Boundary Packet (BP)
A committed boundary specification BP whose BP_commit fixes: (i) scope constraints, (ii) assumptions, (iii) PASS/FAIL rule and checkset, and (iv) responsibility-trigger conditions. Without BP_commit, the protocol treats the output as non-actionable for non-retroactive accountability.
Non-retroactive evaluation
A protocol in which claims are actionable only when BP_commit and Response_commit exist and are linked by an append-only ledger chain; repudiation must be expressed as a committed RP (bounded or unbounded), preventing retroactive rewriting while preserving explicit responsibility under disagreement.

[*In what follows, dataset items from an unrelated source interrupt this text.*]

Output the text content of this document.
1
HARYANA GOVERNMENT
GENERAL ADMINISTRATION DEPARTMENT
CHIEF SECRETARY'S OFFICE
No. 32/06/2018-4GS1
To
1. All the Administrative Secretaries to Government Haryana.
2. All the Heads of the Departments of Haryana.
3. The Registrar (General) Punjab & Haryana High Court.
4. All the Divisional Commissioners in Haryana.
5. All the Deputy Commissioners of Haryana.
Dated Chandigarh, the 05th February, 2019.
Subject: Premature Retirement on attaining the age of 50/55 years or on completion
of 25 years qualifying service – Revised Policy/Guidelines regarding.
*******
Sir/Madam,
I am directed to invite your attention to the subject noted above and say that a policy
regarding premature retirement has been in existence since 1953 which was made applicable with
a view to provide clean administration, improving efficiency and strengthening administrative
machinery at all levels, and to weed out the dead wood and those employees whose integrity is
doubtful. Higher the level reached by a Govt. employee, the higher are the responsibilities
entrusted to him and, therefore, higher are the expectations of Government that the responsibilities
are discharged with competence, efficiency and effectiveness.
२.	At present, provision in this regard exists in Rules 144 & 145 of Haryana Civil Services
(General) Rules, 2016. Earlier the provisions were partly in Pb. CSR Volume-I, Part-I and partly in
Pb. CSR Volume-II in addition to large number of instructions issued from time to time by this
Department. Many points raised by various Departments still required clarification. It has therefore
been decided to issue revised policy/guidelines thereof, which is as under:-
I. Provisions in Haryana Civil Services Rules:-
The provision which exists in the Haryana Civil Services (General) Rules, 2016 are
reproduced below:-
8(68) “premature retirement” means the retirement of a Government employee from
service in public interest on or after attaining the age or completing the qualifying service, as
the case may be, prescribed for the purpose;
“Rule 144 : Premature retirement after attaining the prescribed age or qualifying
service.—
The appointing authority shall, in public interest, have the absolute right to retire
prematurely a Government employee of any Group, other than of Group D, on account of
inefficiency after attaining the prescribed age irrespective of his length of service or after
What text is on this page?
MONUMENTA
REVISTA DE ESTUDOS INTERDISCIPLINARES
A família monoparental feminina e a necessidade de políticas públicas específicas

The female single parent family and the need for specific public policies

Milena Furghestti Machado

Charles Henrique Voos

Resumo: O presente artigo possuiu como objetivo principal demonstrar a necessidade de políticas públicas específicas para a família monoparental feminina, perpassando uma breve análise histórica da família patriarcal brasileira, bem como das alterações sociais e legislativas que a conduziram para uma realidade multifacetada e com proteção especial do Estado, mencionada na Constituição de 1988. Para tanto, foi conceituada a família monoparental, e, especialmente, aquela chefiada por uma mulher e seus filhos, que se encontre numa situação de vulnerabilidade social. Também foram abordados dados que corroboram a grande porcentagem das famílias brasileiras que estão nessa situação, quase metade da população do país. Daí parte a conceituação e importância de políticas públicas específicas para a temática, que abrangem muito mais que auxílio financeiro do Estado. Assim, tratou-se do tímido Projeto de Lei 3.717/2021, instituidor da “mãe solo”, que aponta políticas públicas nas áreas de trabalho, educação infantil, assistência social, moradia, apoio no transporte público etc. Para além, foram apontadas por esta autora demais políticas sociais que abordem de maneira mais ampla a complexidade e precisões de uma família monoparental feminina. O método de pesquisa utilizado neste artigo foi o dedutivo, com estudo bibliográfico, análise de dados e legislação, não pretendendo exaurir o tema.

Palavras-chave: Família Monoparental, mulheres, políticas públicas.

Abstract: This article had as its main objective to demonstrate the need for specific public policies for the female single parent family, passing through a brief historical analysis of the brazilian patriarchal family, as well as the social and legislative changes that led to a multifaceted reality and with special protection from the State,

Rebuttal Packet (RPb) / Responsibility Residue
A structured repudiation artifact RP that is either (a) bounded: links BP_commit to BP_alt_commit and specifies adoption responsibility, or (b) unbounded: logged as "unbounded objection" (RP_unbounded_commit) that cannot invalidate the original decision artifact but fixes authorship and responsibility for the objection itself.
Accountability Boundary
A statement of scope, assumptions, and failure conditions that determines what the output can be held responsible for.
Inquiry Structure (QSI)
Operational score describing how explicitly a question declares objective, constraints, assumptions, checks, and accountability artifacts.
Accountability Traceability (ATS)
Operational score describing whether the response provides audit-ready structure: assumptions, boundaries, claim/support separation, checks, and failure conditions.